Si è svolto oggi l’incontro tra i rappresentanti del Ministero e i rappresentanti dei sindacati rappresentativi durante il quale è stata illustrata la simulazione della procedura informativa relativa:
- Alla domanda per le immissioni in ruolo 2023/2024
- La domanda online per il conferimento delle supplenze da GAE/GPS (con la quale vengono scelte le 150 preferenze).
Di seguito quanto emerge dal report del sindacato ANIEF.
TEMPISTICHE
Per quanto riguarda le tempistiche il Ministero ha confermato la volontà di anticipare la domanda per le supplenze, già dalla seconda metà di luglio.
Tuttavia, anche se le domande saranno presentate a luglio, saranno elaborate successivamente perché per poter assegnare le supplenze occorre prima conoscere i posti disponibili dopo le immissioni in ruolo e quindi bisogna prima concludere le operazioni di immissione in ruolo (compresa la c.d. call veloce).
Per il numero dei posti destinati alle immissioni in ruolo l’Amministrazione sta aspettando l’autorizzazione del MEF che potrebbe avvenire nella prossima settimana.
CONFERIMENTO DELLE SUPPLENZE
Durante l’incontro sono state illustrate le novità riguardanti il sistema INS (Informatizzazione Nomine Supplenze), il sistema informatizzato per l’assegnazione delle supplenze e che sarà utilizzato anche dagli aspiranti alla stabilizzazione dalla prima fascia sostegno GPS.
Tra le novità più rilevanti si segnalano le seguenti:
- la prima fascia prevederà posizioni differenziate:
- per chi è in prima fascia dal 2022 a pieno titolo o per ricorso pendente (Fascia 1A)
- nell’elenco aggiuntivo alla prima fascia del 2023 a pieno titolo o per ricorso pendente (Fascia 1B)
- nella prima fascia dal 2022 con riserva per titolo estero in attesa di riconoscimento (Fascia 1C)

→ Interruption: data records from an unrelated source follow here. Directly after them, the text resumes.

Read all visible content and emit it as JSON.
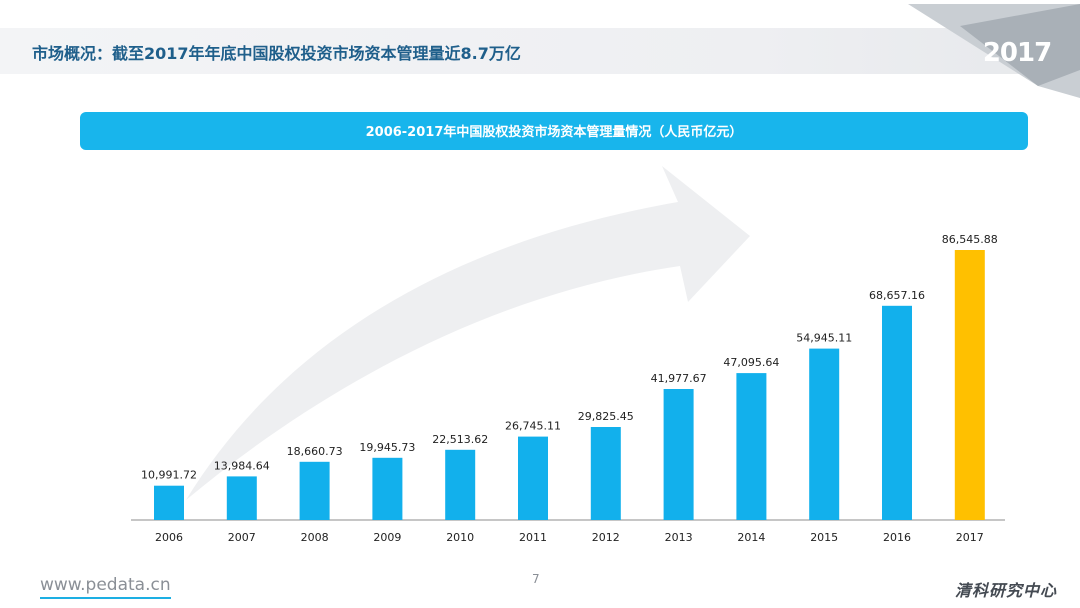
{
  "header": {
    "title": "市场概况：截至2017年年底中国股权投资市场资本管理量近8.7万亿",
    "badge": "2017"
  },
  "colors": {
    "accent": "#18b5ec",
    "bar": "#12b0ec",
    "highlight": "#ffc000",
    "title": "#1f5f8b"
  },
  "chart_data": {
    "type": "bar",
    "title": "2006-2017年中国股权投资市场资本管理量情况（人民币亿元）",
    "categories": [
      "2006",
      "2007",
      "2008",
      "2009",
      "2010",
      "2011",
      "2012",
      "2013",
      "2014",
      "2015",
      "2016",
      "2017"
    ],
    "values": [
      10991.72,
      13984.64,
      18660.73,
      19945.73,
      22513.62,
      26745.11,
      29825.45,
      41977.67,
      47095.64,
      54945.11,
      68657.16,
      86545.88
    ],
    "labels": [
      "10,991.72",
      "13,984.64",
      "18,660.73",
      "19,945.73",
      "22,513.62",
      "26,745.11",
      "29,825.45",
      "41,977.67",
      "47,095.64",
      "54,945.11",
      "68,657.16",
      "86,545.88"
    ],
    "highlight_index": 11,
    "xlabel": "",
    "ylabel": "",
    "ylim": [
      0,
      100000
    ],
    "grid": false,
    "legend": "none"
  },
  "footer": {
    "url": "www.pedata.cn",
    "page": "7",
    "brand": "清科研究中心"
  }
}
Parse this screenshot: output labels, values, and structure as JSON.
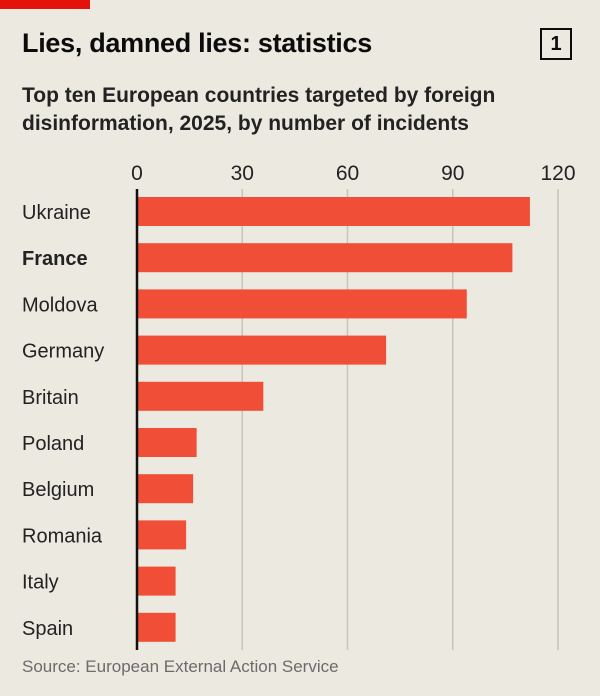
{
  "title": "Lies, damned lies: statistics",
  "badge": "1",
  "subtitle": "Top ten European countries targeted by foreign disinformation, 2025, by number of incidents",
  "source": "Source: European External Action Service",
  "colors": {
    "bar": "#f04e37",
    "accent": "#e3120b",
    "background": "#ebe9e0",
    "grid": "#c6c4bb"
  },
  "chart_data": {
    "type": "bar",
    "orientation": "horizontal",
    "title": "Top ten European countries targeted by foreign disinformation, 2025, by number of incidents",
    "categories": [
      "Ukraine",
      "France",
      "Moldova",
      "Germany",
      "Britain",
      "Poland",
      "Belgium",
      "Romania",
      "Italy",
      "Spain"
    ],
    "highlight": "France",
    "values": [
      112,
      107,
      94,
      71,
      36,
      17,
      16,
      14,
      11,
      11
    ],
    "xlim": [
      0,
      120
    ],
    "ticks": [
      0,
      30,
      60,
      90,
      120
    ],
    "grid": true,
    "axis_position": "top"
  }
}
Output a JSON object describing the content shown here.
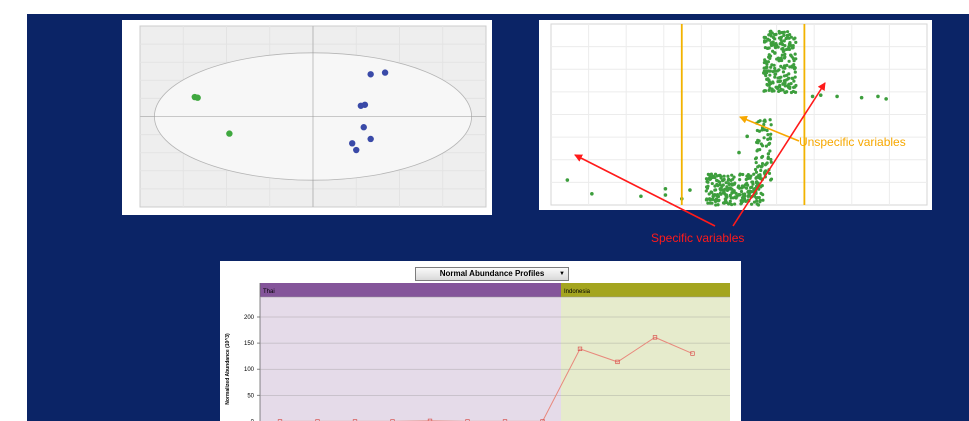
{
  "score_plot": {
    "clusters": {
      "green": [
        [
          -2050,
          580
        ],
        [
          -2000,
          560
        ],
        [
          -1450,
          -510
        ]
      ],
      "blue": [
        [
          1000,
          1260
        ],
        [
          1250,
          1310
        ],
        [
          830,
          320
        ],
        [
          900,
          350
        ],
        [
          880,
          -320
        ],
        [
          1000,
          -670
        ],
        [
          680,
          -800
        ],
        [
          750,
          -1000
        ]
      ]
    },
    "ellipse": {
      "cx": 0,
      "cy": 0,
      "rx": 2750,
      "ry": 1900
    },
    "xlim": [
      -3000,
      3000
    ],
    "ylim": [
      -2700,
      2700
    ]
  },
  "splot": {
    "vlines_x": [
      -0.1,
      0.05
    ],
    "xlim": [
      -0.26,
      0.2
    ],
    "ylim": [
      -0.45,
      1.0
    ]
  },
  "annotations": {
    "unspecific": "Unspecific variables",
    "specific": "Specific variables"
  },
  "abundance": {
    "dropdown_label": "Normal Abundance Profiles",
    "group1": "Thai",
    "group2": "Indonesia",
    "ylabel": "Normalized Abundance (10^3)",
    "y_ticks": [
      "200",
      "150",
      "100",
      "50",
      "0"
    ],
    "series_values": [
      0,
      0,
      0,
      0,
      1,
      0,
      0,
      0,
      139,
      114,
      161,
      130
    ],
    "ylim": [
      0,
      200
    ],
    "colors": {
      "group1": "#84559a",
      "group2": "#a4a51f",
      "line": "#e8887c"
    }
  }
}
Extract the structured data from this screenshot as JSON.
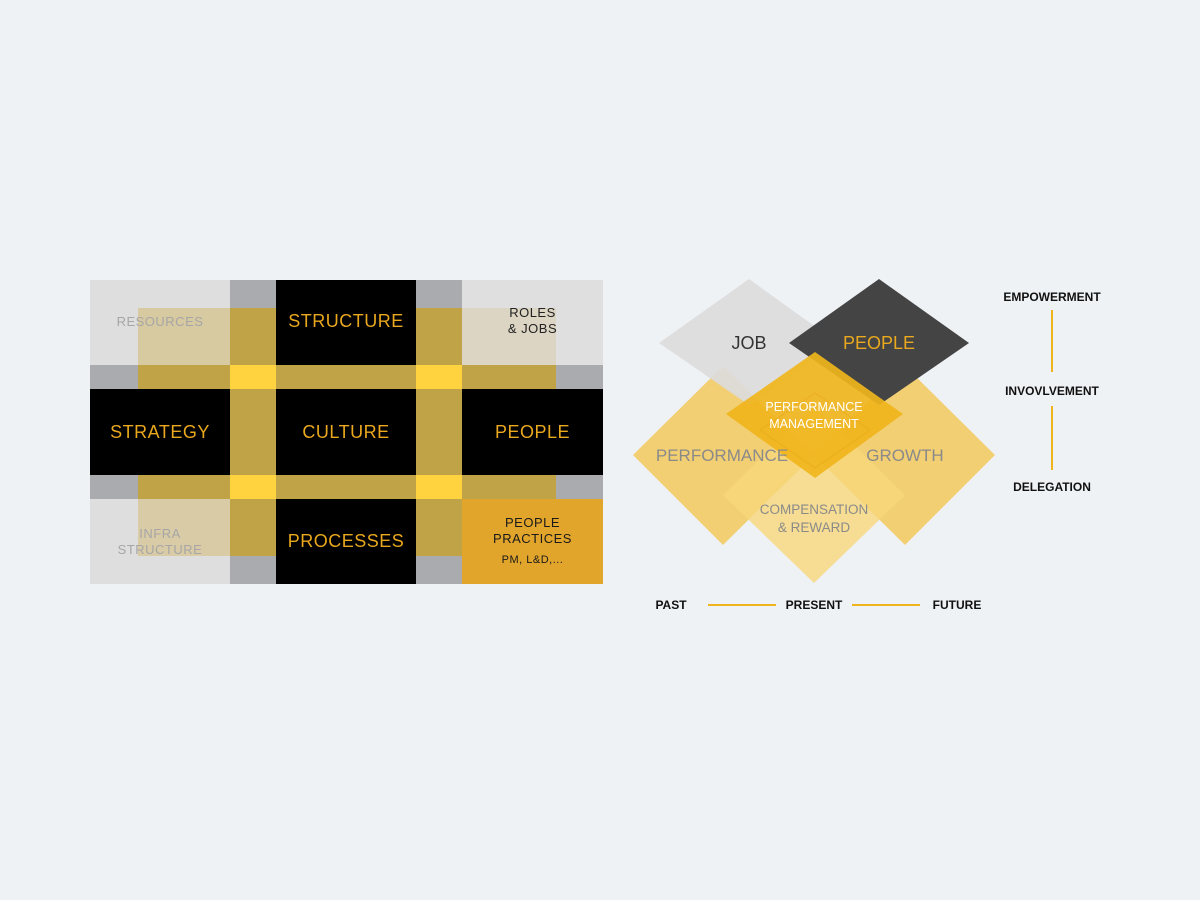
{
  "colors": {
    "background": "#eff2f5",
    "gold": "#f0b51c",
    "dark": "#000000",
    "dark_diamond": "#444444",
    "light_gray": "#dedede",
    "mid_gray": "#a9abaf",
    "gold_text": "#e9a81e"
  },
  "grid": {
    "resources": "RESOURCES",
    "structure": "STRUCTURE",
    "roles_line1": "ROLES",
    "roles_line2": "& JOBS",
    "strategy": "STRATEGY",
    "culture": "CULTURE",
    "people": "PEOPLE",
    "infra_line1": "INFRA",
    "infra_line2": "STRUCTURE",
    "processes": "PROCESSES",
    "practices_line1": "PEOPLE",
    "practices_line2": "PRACTICES",
    "practices_line3": "PM, L&D,..."
  },
  "diamonds": {
    "job": "JOB",
    "people": "PEOPLE",
    "pm_line1": "PERFORMANCE",
    "pm_line2": "MANAGEMENT",
    "performance": "PERFORMANCE",
    "growth": "GROWTH",
    "comp_line1": "COMPENSATION",
    "comp_line2": "& REWARD"
  },
  "timeline": {
    "past": "PAST",
    "present": "PRESENT",
    "future": "FUTURE"
  },
  "involvement_scale": {
    "top": "EMPOWERMENT",
    "middle": "INVOVLVEMENT",
    "bottom": "DELEGATION"
  }
}
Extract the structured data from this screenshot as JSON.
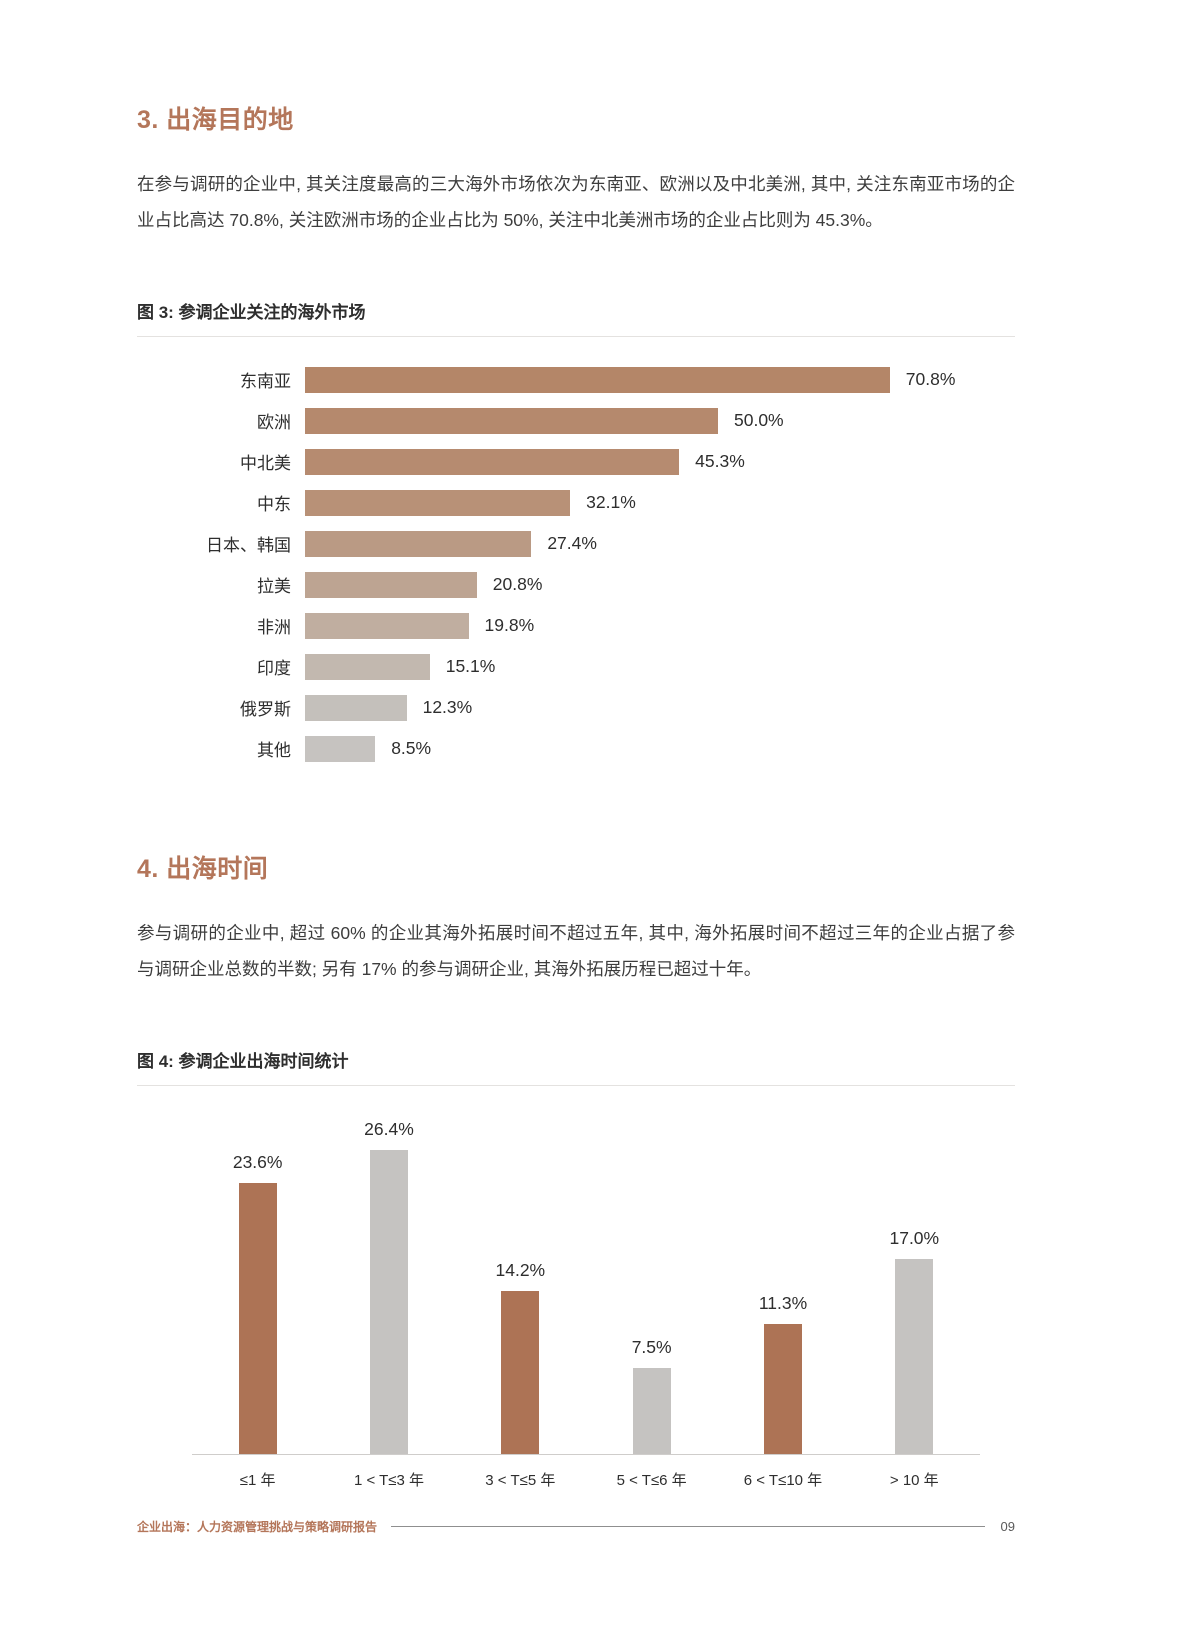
{
  "sections": {
    "destinations": {
      "title": "3. 出海目的地",
      "paragraph": "在参与调研的企业中, 其关注度最高的三大海外市场依次为东南亚、欧洲以及中北美洲, 其中, 关注东南亚市场的企业占比高达 70.8%, 关注欧洲市场的企业占比为 50%, 关注中北美洲市场的企业占比则为 45.3%。"
    },
    "timing": {
      "title": "4. 出海时间",
      "paragraph": "参与调研的企业中, 超过 60% 的企业其海外拓展时间不超过五年, 其中, 海外拓展时间不超过三年的企业占据了参与调研企业总数的半数; 另有 17% 的参与调研企业, 其海外拓展历程已超过十年。"
    }
  },
  "footer": {
    "text": "企业出海：人力资源管理挑战与策略调研报告",
    "page_number": "09"
  },
  "colors": {
    "accent": "#b4765a",
    "bar_brown": "#ad7355",
    "bar_gray": "#c5c3c1"
  },
  "chart_data": [
    {
      "type": "bar",
      "orientation": "horizontal",
      "title": "图 3: 参调企业关注的海外市场",
      "categories": [
        "东南亚",
        "欧洲",
        "中北美",
        "中东",
        "日本、韩国",
        "拉美",
        "非洲",
        "印度",
        "俄罗斯",
        "其他"
      ],
      "values": [
        70.8,
        50.0,
        45.3,
        32.1,
        27.4,
        20.8,
        19.8,
        15.1,
        12.3,
        8.5
      ],
      "labels": [
        "70.8%",
        "50.0%",
        "45.3%",
        "32.1%",
        "27.4%",
        "20.8%",
        "19.8%",
        "15.1%",
        "12.3%",
        "8.5%"
      ],
      "bar_colors": [
        "#b48668",
        "#b5896d",
        "#b68b70",
        "#b89177",
        "#ba9a84",
        "#bda492",
        "#c0aea0",
        "#c2b8af",
        "#c4c0bb",
        "#c6c3c0"
      ],
      "xlim": [
        0,
        75
      ],
      "grid": false,
      "value_labels": "outside-end"
    },
    {
      "type": "bar",
      "orientation": "vertical",
      "title": "图 4: 参调企业出海时间统计",
      "categories": [
        "≤1 年",
        "1 < T≤3 年",
        "3 < T≤5 年",
        "5 < T≤6 年",
        "6 < T≤10 年",
        "> 10 年"
      ],
      "values": [
        23.6,
        26.4,
        14.2,
        7.5,
        11.3,
        17.0
      ],
      "labels": [
        "23.6%",
        "26.4%",
        "14.2%",
        "7.5%",
        "11.3%",
        "17.0%"
      ],
      "bar_colors": [
        "#ad7355",
        "#c5c3c1",
        "#ad7355",
        "#c5c3c1",
        "#ad7355",
        "#c5c3c1"
      ],
      "ylim": [
        0,
        30
      ],
      "grid": false,
      "value_labels": "above"
    }
  ]
}
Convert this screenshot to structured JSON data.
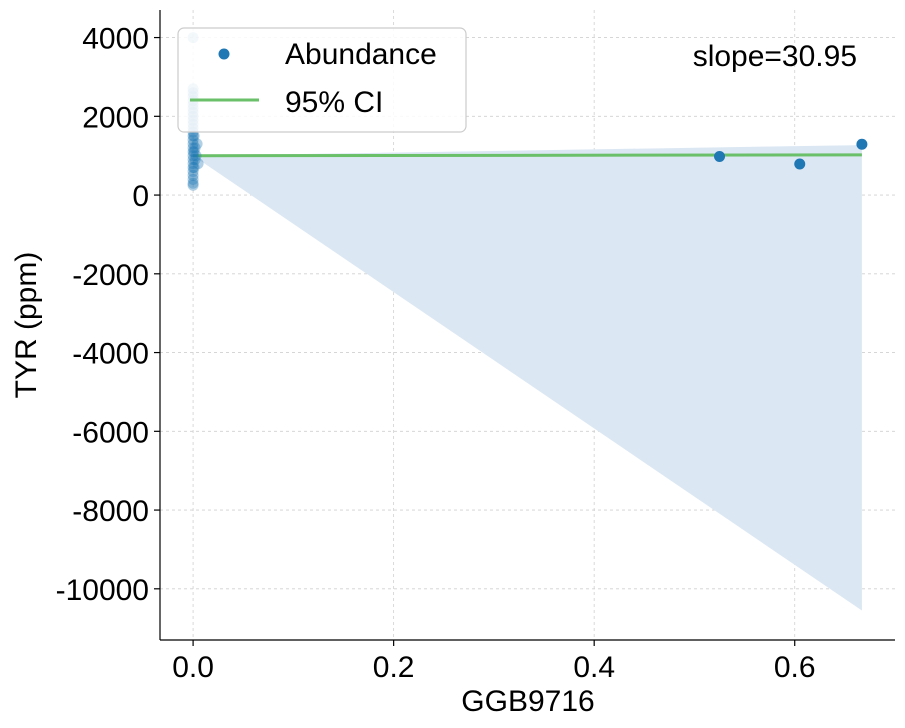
{
  "chart_data": {
    "type": "scatter",
    "xlabel": "GGB9716",
    "ylabel": "TYR (ppm)",
    "xlim": [
      -0.033,
      0.7
    ],
    "ylim": [
      -11300,
      4700
    ],
    "x_ticks": [
      0.0,
      0.2,
      0.4,
      0.6
    ],
    "x_tick_labels": [
      "0.0",
      "0.2",
      "0.4",
      "0.6"
    ],
    "y_ticks": [
      4000,
      2000,
      0,
      -2000,
      -4000,
      -6000,
      -8000,
      -10000
    ],
    "y_tick_labels": [
      "4000",
      "2000",
      "0",
      "-2000",
      "-4000",
      "-6000",
      "-8000",
      "-10000"
    ],
    "grid": true,
    "legend_position": "top-left",
    "annotation": "slope=30.95",
    "series": [
      {
        "name": "Abundance",
        "kind": "scatter",
        "color": "#1f77b4",
        "points": [
          {
            "x": 0.0,
            "y": 4000
          },
          {
            "x": 0.0,
            "y": 2700
          },
          {
            "x": 0.0,
            "y": 2600
          },
          {
            "x": 0.0,
            "y": 2500
          },
          {
            "x": 0.0,
            "y": 2400
          },
          {
            "x": 0.0,
            "y": 2300
          },
          {
            "x": 0.0,
            "y": 2200
          },
          {
            "x": 0.0,
            "y": 2100
          },
          {
            "x": 0.0,
            "y": 2000
          },
          {
            "x": 0.0,
            "y": 1900
          },
          {
            "x": 0.0,
            "y": 1800
          },
          {
            "x": 0.0,
            "y": 1700
          },
          {
            "x": 0.0,
            "y": 1600
          },
          {
            "x": 0.0,
            "y": 1500
          },
          {
            "x": 0.0,
            "y": 1400
          },
          {
            "x": 0.0,
            "y": 1300
          },
          {
            "x": 0.0,
            "y": 1200
          },
          {
            "x": 0.0,
            "y": 1100
          },
          {
            "x": 0.0,
            "y": 1000
          },
          {
            "x": 0.0,
            "y": 900
          },
          {
            "x": 0.0,
            "y": 800
          },
          {
            "x": 0.0,
            "y": 700
          },
          {
            "x": 0.0,
            "y": 600
          },
          {
            "x": 0.0,
            "y": 500
          },
          {
            "x": 0.0,
            "y": 400
          },
          {
            "x": 0.0,
            "y": 300
          },
          {
            "x": 0.0,
            "y": 250
          },
          {
            "x": 0.001,
            "y": 1500
          },
          {
            "x": 0.001,
            "y": 1100
          },
          {
            "x": 0.001,
            "y": 700
          },
          {
            "x": 0.002,
            "y": 1200
          },
          {
            "x": 0.002,
            "y": 900
          },
          {
            "x": 0.003,
            "y": 1000
          },
          {
            "x": 0.004,
            "y": 1300
          },
          {
            "x": 0.005,
            "y": 800
          },
          {
            "x": 0.525,
            "y": 980
          },
          {
            "x": 0.605,
            "y": 790
          },
          {
            "x": 0.667,
            "y": 1290
          }
        ]
      },
      {
        "name": "95% CI",
        "kind": "line",
        "color": "#6abf69",
        "x": [
          0.0,
          0.667
        ],
        "y": [
          1000,
          1020
        ]
      }
    ],
    "confidence_band": {
      "color": "#dbe7f3",
      "upper": [
        [
          0.0,
          1000
        ],
        [
          0.667,
          1270
        ]
      ],
      "lower": [
        [
          0.0,
          1000
        ],
        [
          0.667,
          -10550
        ]
      ]
    }
  }
}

- nell’elenco aggiuntivo alla prima fascia del 2023 con riserva per titolo estero in attesa di riconoscimento (Fascia 1D);
- sarà possibile ritirare la domanda anche dopo la chiusura delle istanze, purché prima dell’assegnazione degli incarichi di supplenza da parte degli uffici scolastici territoriali, sempre attraverso istanze on line (es: nel caso di docenti neoassunti che non sono più interessati alle supplenze). Ciò potrà essere comunicato attraverso un’apposita funzione informatica che sarà resa disponibile. (attenzione: l’eventuale ritiro della domanda avrà valore sia per le supplenze che per l’eventuale procedura di stabilizzazione da prima fascia sostegno GPS);
- gli aspiranti ai contratti a tempo determinato inseriti in più graduatorie per la stessa classe di concorso/tipo di posto, anche con riserva (ad esempio GaE e GPS) potranno rinunciare a una delle due;
- le province che contengono scuole nelle piccole isole prevederanno un codice distrettuale (999) che le conterrà tutte le scuole delle piccole isole, in modo da consentire agli aspiranti di inserirle o escluderle consapevolmente. Alcuni distretti, infatti, comprendono delle isole (si pensi al distretto 39 di Napoli che comprende la penisola sorrentina ma anche l’isola di Capri così come il distretto 65 di Trapani comprende anche Favignana e Pantelleria). Indicando i distretti il candidato rischiava quindi di essere assegnato in una sede ubicata nelle piccole isole con il conseguente disagio di poter essere assegnati a sedi non realmente desiderate dall’aspirante. Sarà adesso possibile chiedere separatamente distretto (escluse le isole) e a parte anche le sedi insulari.
- non è più indispensabile (ma comunque possibile) specificare un numero minimo e massimo di ore per gli spezzoni e chi non desidera il completamento potrà segnalarlo in modo esplicito.
- Altro aspetto di grande importanza sarà la gestione delle precedenze per legge 104 che saranno gestite con esclusivo riferimento alla fascia di appartenenza dell’aspirante che ne beneficia.Le riserve scatteranno nell’ordine: GAE, I fascia GPS, II fascia GPS e solo al termine sulle eventuali graduatorie incrociate (per il sostegno). Si tratta infatti di una precedenza “nella scelta della sede”, fermo restando che il docente in questione deve rientrare nel contingente dei nominati.